The Centre is said to be waiting for reports from the states on the extent of crop damage due to untimely rain. Agreeing that there had been crop damage this season, Union Agriculture Minister Narendra Singh Tomar recently said that agriculture was vulnerable to unpredictable rain. He added that compensation, if any, can be decided only after following due procedures based on reports from the states. He explained that there were Disaster Relief Funds in states for providing compensation to farmers and, if necessary, money from the National Disaster Relief Fund would be released. Such actions will be considered only after damage assessment by the states.
During the sowing season, farmers worried over the late monsoon had raised the issue of inadequate rainfall—especially in Bihar, Jharkhand, Uttar Pradesh, West Bengal, and such states—which many claimed was creating a drought-like situation in 85% of the country. Farmers had also demanded that drought be officially declared in about 196 of the affected 660 districts.
The Centre is waiting for reports from the states on the extent of crop damage due to untimely rain. Agreeing that there had been crop damage this season, the Union agriculture minister said that agriculture was vulnerable to unpredictable rain
Given the extent of acreage of kharif crops and the foodgrains stock in the central pool, is the country facing a shortage? Shastri feels there is still enough in stock.

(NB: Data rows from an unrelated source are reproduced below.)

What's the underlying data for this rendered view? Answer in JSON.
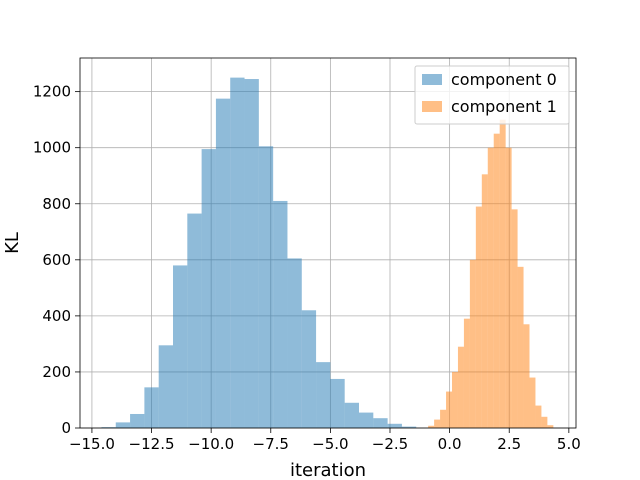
{
  "chart_data": {
    "type": "bar",
    "title": "",
    "xlabel": "iteration",
    "ylabel": "KL",
    "xlim": [
      -15.5,
      5.3
    ],
    "ylim": [
      0,
      1320
    ],
    "xticks": [
      -15.0,
      -12.5,
      -10.0,
      -7.5,
      -5.0,
      -2.5,
      0.0,
      2.5,
      5.0
    ],
    "xtick_labels": [
      "−15.0",
      "−12.5",
      "−10.0",
      "−7.5",
      "−5.0",
      "−2.5",
      "0.0",
      "2.5",
      "5.0"
    ],
    "yticks": [
      0,
      200,
      400,
      600,
      800,
      1000,
      1200
    ],
    "ytick_labels": [
      "0",
      "200",
      "400",
      "600",
      "800",
      "1000",
      "1200"
    ],
    "grid": true,
    "legend_position": "top-right",
    "series": [
      {
        "name": "component 0",
        "color": "#1f77b4",
        "alpha": 0.5,
        "bin_edges": [
          -14.6,
          -14.0,
          -13.4,
          -12.8,
          -12.2,
          -11.6,
          -11.0,
          -10.4,
          -9.8,
          -9.2,
          -8.6,
          -8.0,
          -7.4,
          -6.8,
          -6.2,
          -5.6,
          -5.0,
          -4.4,
          -3.8,
          -3.2,
          -2.6,
          -2.0,
          -1.4
        ],
        "counts": [
          3,
          20,
          50,
          145,
          295,
          580,
          765,
          995,
          1175,
          1250,
          1245,
          1005,
          810,
          605,
          420,
          235,
          175,
          90,
          55,
          35,
          15,
          5
        ]
      },
      {
        "name": "component 1",
        "color": "#ff7f0e",
        "alpha": 0.5,
        "bin_edges": [
          -0.9,
          -0.65,
          -0.4,
          -0.15,
          0.1,
          0.35,
          0.6,
          0.85,
          1.1,
          1.35,
          1.6,
          1.85,
          2.1,
          2.35,
          2.6,
          2.85,
          3.1,
          3.35,
          3.6,
          3.85,
          4.1,
          4.35
        ],
        "counts": [
          8,
          30,
          65,
          130,
          200,
          290,
          390,
          600,
          790,
          905,
          1000,
          1050,
          1100,
          1000,
          780,
          575,
          370,
          180,
          80,
          40,
          10
        ]
      }
    ]
  }
}
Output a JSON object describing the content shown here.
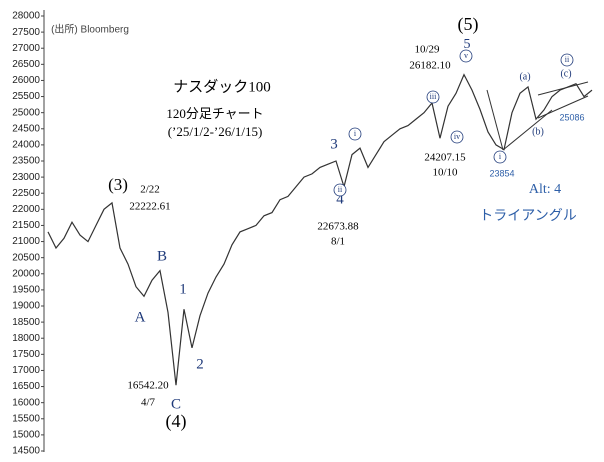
{
  "chart_data": {
    "type": "line",
    "color": "#333333",
    "values": [
      21300,
      20800,
      21100,
      21600,
      21200,
      21000,
      21500,
      22000,
      22200,
      20800,
      20300,
      19600,
      19300,
      19800,
      20100,
      18800,
      16542,
      18900,
      17700,
      18700,
      19400,
      19900,
      20300,
      20900,
      21300,
      21400,
      21500,
      21800,
      21900,
      22300,
      22400,
      22700,
      23000,
      23100,
      23300,
      23400,
      23500,
      22700,
      23700,
      23900,
      23300,
      23700,
      24100,
      24300,
      24500,
      24600,
      24800,
      25000,
      25300,
      24207,
      25200,
      25600,
      26182,
      25700,
      25100,
      24400,
      24000,
      23854,
      25000,
      25600,
      25800,
      24800,
      25086,
      25500,
      25700,
      25800,
      25900,
      25500,
      25700
    ],
    "ylim": [
      14500,
      28000
    ],
    "yticks": [
      14500,
      15000,
      15500,
      16000,
      16500,
      17000,
      17500,
      18000,
      18500,
      19000,
      19500,
      20000,
      20500,
      21000,
      21500,
      22000,
      22500,
      23000,
      23500,
      24000,
      24500,
      25000,
      25500,
      26000,
      26500,
      27000,
      27500,
      28000
    ],
    "annotations": [
      "(出所) Bloomberg",
      "ナスダック100",
      "120分足チャート",
      "(’25/1/2-’26/1/15)",
      "(3)",
      "2/22",
      "22222.61",
      "A",
      "B",
      "1",
      "2",
      "C",
      "(4)",
      "16542.20",
      "4/7",
      "3",
      "4",
      "22673.88",
      "8/1",
      "(5)",
      "10/29",
      "26182.10",
      "5",
      "24207.15",
      "10/10",
      "23854",
      "25086",
      "(a)",
      "(b)",
      "(c)",
      "Alt: 4",
      "トライアングル",
      "i",
      "ii",
      "iii",
      "iv",
      "v",
      "i",
      "ii"
    ]
  }
}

The Green Revolution of the 1960s not only catapulted India to a leading producer but ensured food sustenance for years to come. However, he has pointed out that the powers that be need to take stock of the situation and make concerted efforts to stave off any untoward situation.

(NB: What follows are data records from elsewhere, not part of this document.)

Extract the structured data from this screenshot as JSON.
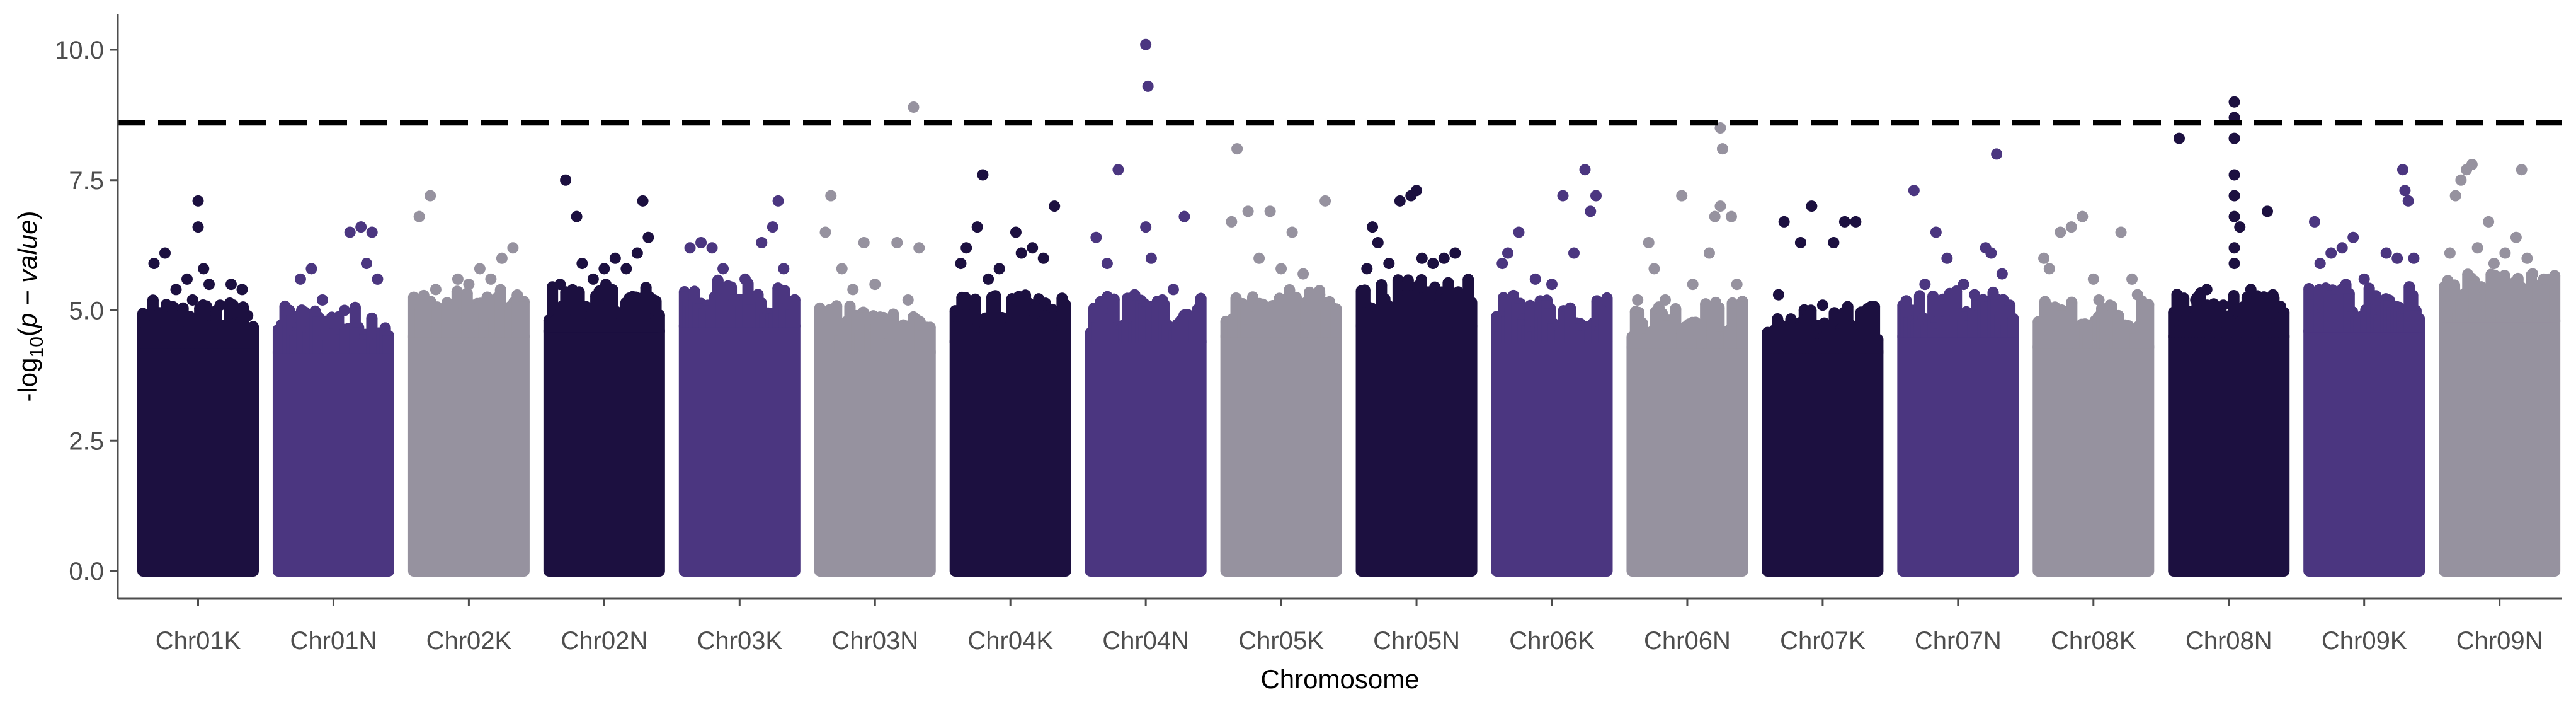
{
  "chart_data": {
    "type": "scatter",
    "subtype": "manhattan",
    "title": "",
    "xlabel": "Chromosome",
    "ylabel": "-log10(p - value)",
    "ylabel_parts": {
      "prefix": "-log",
      "sub": "10",
      "open": "(",
      "italic": "p − value",
      "close": ")"
    },
    "ylim": [
      0,
      10.6
    ],
    "yticks": [
      "0.0",
      "2.5",
      "5.0",
      "7.5",
      "10.0"
    ],
    "ytick_values": [
      0,
      2.5,
      5,
      7.5,
      10
    ],
    "threshold": 8.6,
    "grid": false,
    "legend": "none",
    "colors": [
      "#1c1040",
      "#4b3680",
      "#96929f"
    ],
    "categories": [
      "Chr01K",
      "Chr01N",
      "Chr02K",
      "Chr02N",
      "Chr03K",
      "Chr03N",
      "Chr04K",
      "Chr04N",
      "Chr05K",
      "Chr05N",
      "Chr06K",
      "Chr06N",
      "Chr07K",
      "Chr07N",
      "Chr08K",
      "Chr08N",
      "Chr09K",
      "Chr09N"
    ],
    "series": [
      {
        "chromosome": "Chr01K",
        "dense_max": 4.3,
        "outliers": [
          [
            0.05,
            4.7
          ],
          [
            0.1,
            5.9
          ],
          [
            0.2,
            6.1
          ],
          [
            0.3,
            5.4
          ],
          [
            0.4,
            5.6
          ],
          [
            0.45,
            5.2
          ],
          [
            0.5,
            7.1
          ],
          [
            0.5,
            6.6
          ],
          [
            0.55,
            5.8
          ],
          [
            0.6,
            5.5
          ],
          [
            0.7,
            5.1
          ],
          [
            0.8,
            5.5
          ],
          [
            0.9,
            5.4
          ],
          [
            0.95,
            4.9
          ]
        ]
      },
      {
        "chromosome": "Chr01N",
        "dense_max": 4.2,
        "outliers": [
          [
            0.1,
            5.0
          ],
          [
            0.2,
            5.6
          ],
          [
            0.3,
            5.8
          ],
          [
            0.4,
            5.2
          ],
          [
            0.5,
            4.8
          ],
          [
            0.6,
            5.0
          ],
          [
            0.65,
            6.5
          ],
          [
            0.75,
            6.6
          ],
          [
            0.8,
            5.9
          ],
          [
            0.85,
            6.5
          ],
          [
            0.9,
            5.6
          ]
        ]
      },
      {
        "chromosome": "Chr02K",
        "dense_max": 4.5,
        "outliers": [
          [
            0.05,
            6.8
          ],
          [
            0.15,
            7.2
          ],
          [
            0.2,
            5.4
          ],
          [
            0.4,
            5.6
          ],
          [
            0.5,
            5.5
          ],
          [
            0.6,
            5.8
          ],
          [
            0.7,
            5.6
          ],
          [
            0.8,
            6.0
          ],
          [
            0.9,
            6.2
          ],
          [
            0.95,
            5.0
          ]
        ]
      },
      {
        "chromosome": "Chr02N",
        "dense_max": 4.6,
        "outliers": [
          [
            0.1,
            5.5
          ],
          [
            0.15,
            7.5
          ],
          [
            0.25,
            6.8
          ],
          [
            0.3,
            5.9
          ],
          [
            0.4,
            5.6
          ],
          [
            0.5,
            5.8
          ],
          [
            0.6,
            6.0
          ],
          [
            0.7,
            5.8
          ],
          [
            0.8,
            6.1
          ],
          [
            0.85,
            7.1
          ],
          [
            0.9,
            6.4
          ],
          [
            0.95,
            5.2
          ]
        ]
      },
      {
        "chromosome": "Chr03K",
        "dense_max": 4.7,
        "outliers": [
          [
            0.05,
            6.2
          ],
          [
            0.15,
            6.3
          ],
          [
            0.25,
            6.2
          ],
          [
            0.35,
            5.8
          ],
          [
            0.45,
            5.2
          ],
          [
            0.55,
            5.6
          ],
          [
            0.7,
            6.3
          ],
          [
            0.8,
            6.6
          ],
          [
            0.85,
            7.1
          ],
          [
            0.9,
            5.8
          ]
        ]
      },
      {
        "chromosome": "Chr03N",
        "dense_max": 4.2,
        "outliers": [
          [
            0.05,
            6.5
          ],
          [
            0.1,
            7.2
          ],
          [
            0.2,
            5.8
          ],
          [
            0.3,
            5.4
          ],
          [
            0.4,
            6.3
          ],
          [
            0.5,
            5.5
          ],
          [
            0.6,
            4.8
          ],
          [
            0.7,
            6.3
          ],
          [
            0.8,
            5.2
          ],
          [
            0.85,
            8.9
          ],
          [
            0.9,
            6.2
          ]
        ]
      },
      {
        "chromosome": "Chr04K",
        "dense_max": 4.4,
        "outliers": [
          [
            0.05,
            5.9
          ],
          [
            0.1,
            6.2
          ],
          [
            0.2,
            6.6
          ],
          [
            0.25,
            7.6
          ],
          [
            0.3,
            5.6
          ],
          [
            0.4,
            5.8
          ],
          [
            0.55,
            6.5
          ],
          [
            0.6,
            6.1
          ],
          [
            0.7,
            6.2
          ],
          [
            0.8,
            6.0
          ],
          [
            0.9,
            7.0
          ]
        ]
      },
      {
        "chromosome": "Chr04N",
        "dense_max": 4.4,
        "outliers": [
          [
            0.05,
            6.4
          ],
          [
            0.15,
            5.9
          ],
          [
            0.25,
            7.7
          ],
          [
            0.4,
            5.3
          ],
          [
            0.5,
            10.1
          ],
          [
            0.52,
            9.3
          ],
          [
            0.5,
            6.6
          ],
          [
            0.55,
            6.0
          ],
          [
            0.65,
            5.2
          ],
          [
            0.75,
            5.4
          ],
          [
            0.85,
            6.8
          ]
        ]
      },
      {
        "chromosome": "Chr05K",
        "dense_max": 4.5,
        "outliers": [
          [
            0.05,
            6.7
          ],
          [
            0.1,
            8.1
          ],
          [
            0.2,
            6.9
          ],
          [
            0.3,
            6.0
          ],
          [
            0.4,
            6.9
          ],
          [
            0.5,
            5.8
          ],
          [
            0.6,
            6.5
          ],
          [
            0.7,
            5.7
          ],
          [
            0.85,
            5.3
          ],
          [
            0.9,
            7.1
          ]
        ]
      },
      {
        "chromosome": "Chr05N",
        "dense_max": 4.7,
        "outliers": [
          [
            0.05,
            5.8
          ],
          [
            0.1,
            6.6
          ],
          [
            0.15,
            6.3
          ],
          [
            0.25,
            5.9
          ],
          [
            0.35,
            7.1
          ],
          [
            0.45,
            7.2
          ],
          [
            0.5,
            7.3
          ],
          [
            0.55,
            6.0
          ],
          [
            0.65,
            5.9
          ],
          [
            0.75,
            6.0
          ],
          [
            0.85,
            6.1
          ]
        ]
      },
      {
        "chromosome": "Chr06K",
        "dense_max": 4.4,
        "outliers": [
          [
            0.05,
            5.9
          ],
          [
            0.1,
            6.1
          ],
          [
            0.2,
            6.5
          ],
          [
            0.35,
            5.6
          ],
          [
            0.5,
            5.5
          ],
          [
            0.6,
            7.2
          ],
          [
            0.7,
            6.1
          ],
          [
            0.8,
            7.7
          ],
          [
            0.85,
            6.9
          ],
          [
            0.9,
            7.2
          ],
          [
            0.95,
            5.0
          ]
        ]
      },
      {
        "chromosome": "Chr06N",
        "dense_max": 4.3,
        "outliers": [
          [
            0.05,
            5.2
          ],
          [
            0.15,
            6.3
          ],
          [
            0.2,
            5.8
          ],
          [
            0.3,
            5.2
          ],
          [
            0.45,
            7.2
          ],
          [
            0.55,
            5.5
          ],
          [
            0.7,
            6.1
          ],
          [
            0.75,
            6.8
          ],
          [
            0.8,
            8.5
          ],
          [
            0.82,
            8.1
          ],
          [
            0.8,
            7.0
          ],
          [
            0.9,
            6.8
          ],
          [
            0.95,
            5.5
          ]
        ]
      },
      {
        "chromosome": "Chr07K",
        "dense_max": 4.2,
        "outliers": [
          [
            0.1,
            5.3
          ],
          [
            0.15,
            6.7
          ],
          [
            0.3,
            6.3
          ],
          [
            0.4,
            7.0
          ],
          [
            0.5,
            5.1
          ],
          [
            0.6,
            6.3
          ],
          [
            0.7,
            6.7
          ],
          [
            0.8,
            6.7
          ],
          [
            0.9,
            5.0
          ]
        ]
      },
      {
        "chromosome": "Chr07N",
        "dense_max": 4.5,
        "outliers": [
          [
            0.05,
            5.0
          ],
          [
            0.1,
            7.3
          ],
          [
            0.2,
            5.5
          ],
          [
            0.3,
            6.5
          ],
          [
            0.4,
            6.0
          ],
          [
            0.55,
            5.5
          ],
          [
            0.65,
            5.3
          ],
          [
            0.75,
            6.2
          ],
          [
            0.8,
            6.1
          ],
          [
            0.85,
            8.0
          ],
          [
            0.9,
            5.7
          ]
        ]
      },
      {
        "chromosome": "Chr08K",
        "dense_max": 4.3,
        "outliers": [
          [
            0.05,
            6.0
          ],
          [
            0.1,
            5.8
          ],
          [
            0.2,
            6.5
          ],
          [
            0.3,
            6.6
          ],
          [
            0.4,
            6.8
          ],
          [
            0.5,
            5.6
          ],
          [
            0.55,
            5.2
          ],
          [
            0.65,
            5.1
          ],
          [
            0.75,
            6.5
          ],
          [
            0.85,
            5.6
          ],
          [
            0.9,
            5.3
          ]
        ]
      },
      {
        "chromosome": "Chr08N",
        "dense_max": 4.5,
        "outliers": [
          [
            0.05,
            8.3
          ],
          [
            0.1,
            5.0
          ],
          [
            0.2,
            5.2
          ],
          [
            0.3,
            5.4
          ],
          [
            0.45,
            5.1
          ],
          [
            0.55,
            9.0
          ],
          [
            0.55,
            8.7
          ],
          [
            0.55,
            8.3
          ],
          [
            0.55,
            7.6
          ],
          [
            0.55,
            7.2
          ],
          [
            0.55,
            6.8
          ],
          [
            0.6,
            6.6
          ],
          [
            0.55,
            6.2
          ],
          [
            0.55,
            5.9
          ],
          [
            0.7,
            5.4
          ],
          [
            0.85,
            6.9
          ],
          [
            0.9,
            5.3
          ]
        ]
      },
      {
        "chromosome": "Chr09K",
        "dense_max": 4.6,
        "outliers": [
          [
            0.05,
            6.7
          ],
          [
            0.1,
            5.9
          ],
          [
            0.2,
            6.1
          ],
          [
            0.3,
            6.2
          ],
          [
            0.4,
            6.4
          ],
          [
            0.5,
            5.6
          ],
          [
            0.6,
            5.2
          ],
          [
            0.7,
            6.1
          ],
          [
            0.8,
            6.0
          ],
          [
            0.85,
            7.7
          ],
          [
            0.87,
            7.3
          ],
          [
            0.9,
            7.1
          ],
          [
            0.95,
            6.0
          ]
        ]
      },
      {
        "chromosome": "Chr09N",
        "dense_max": 4.8,
        "outliers": [
          [
            0.05,
            6.1
          ],
          [
            0.1,
            7.2
          ],
          [
            0.15,
            7.5
          ],
          [
            0.2,
            7.7
          ],
          [
            0.25,
            7.8
          ],
          [
            0.3,
            6.2
          ],
          [
            0.4,
            6.7
          ],
          [
            0.45,
            5.9
          ],
          [
            0.55,
            6.1
          ],
          [
            0.65,
            6.4
          ],
          [
            0.7,
            7.7
          ],
          [
            0.75,
            6.0
          ],
          [
            0.8,
            5.7
          ],
          [
            0.9,
            5.6
          ],
          [
            0.95,
            5.6
          ]
        ]
      }
    ]
  }
}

“You can say that the concern is more about malnutrition than starvation. The Russia-Ukraine war will not have such a fallout (on us) as it has had in some countries,” says the former minister. The war has adversely affected the import of foodstuff and fuel in several countries especially after the imposition of sanctions against Russia.

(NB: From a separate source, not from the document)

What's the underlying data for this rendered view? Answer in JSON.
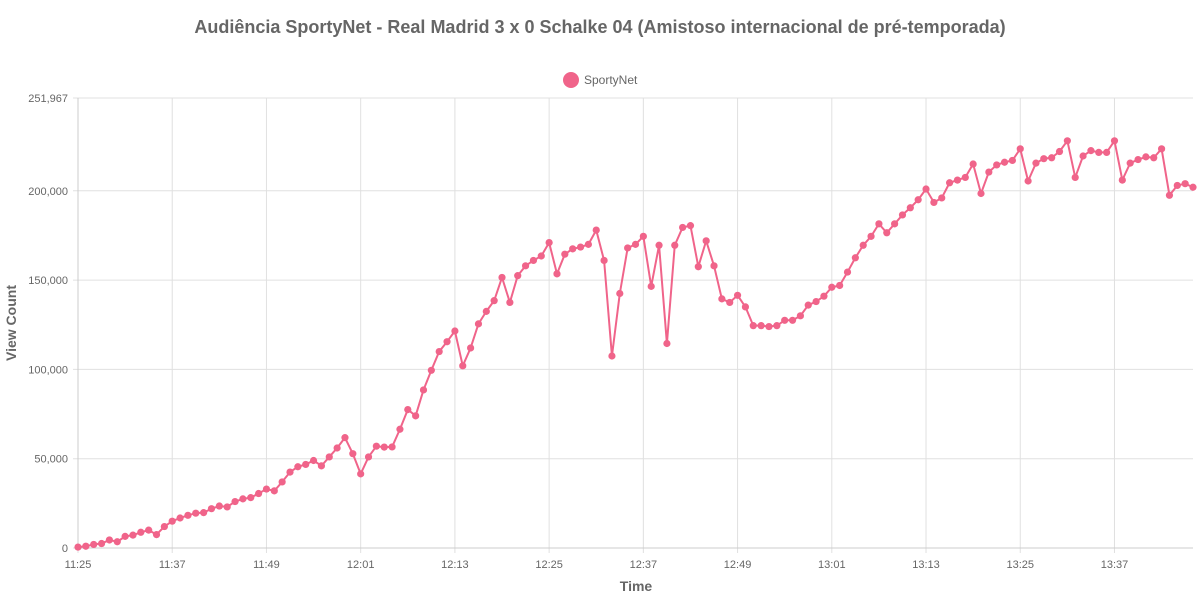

Reiterating Shastri’s views that the war will not directly affect India, Bharatiya Kisan Sangh (BKS) leader Badri Narayan Choudhary expressed concern that the government has not taken into account the subsequent damage caused by widespread inundation in some states. “I fear we may lose half the total production of most crops this year due to the dual vagaries of nature,” he says. This concern was echoed by Raju Shetti, founder of Maharashtra’s Swabhimani Shetkari Sanghatana. “The figures reflect part of the scenario. Even those farmers who somehow managed to sow, lost their crop to the devastating floods. The situation is particularly bad in Vidarbha and Wardha,” he says. Besides Vidarbha and Wardha, late rains have severely affected areas in Gadchiroli, Chandrapur and Yavatmal in Maharashtra.
According to India Meteorological Department (IMD) data, the dry spell in the sowing season was followed by 80% excess rain in the 10-day period of the “post-monsoon” season between October 1 and 10. It is still too early to determine the acreage under rabi crops. Sowing of wheat has not yet been reported, as stated in a preliminary report of rabi area coverage released by the government as of October 14. While about 1.25 lakh hectares has been reported under rabi rice (55,000 hectares over last year’s corresponding figure), acreage for oilseeds and pulses is also more by 3.63 lakh hectares and 99,000 hectares, respectively.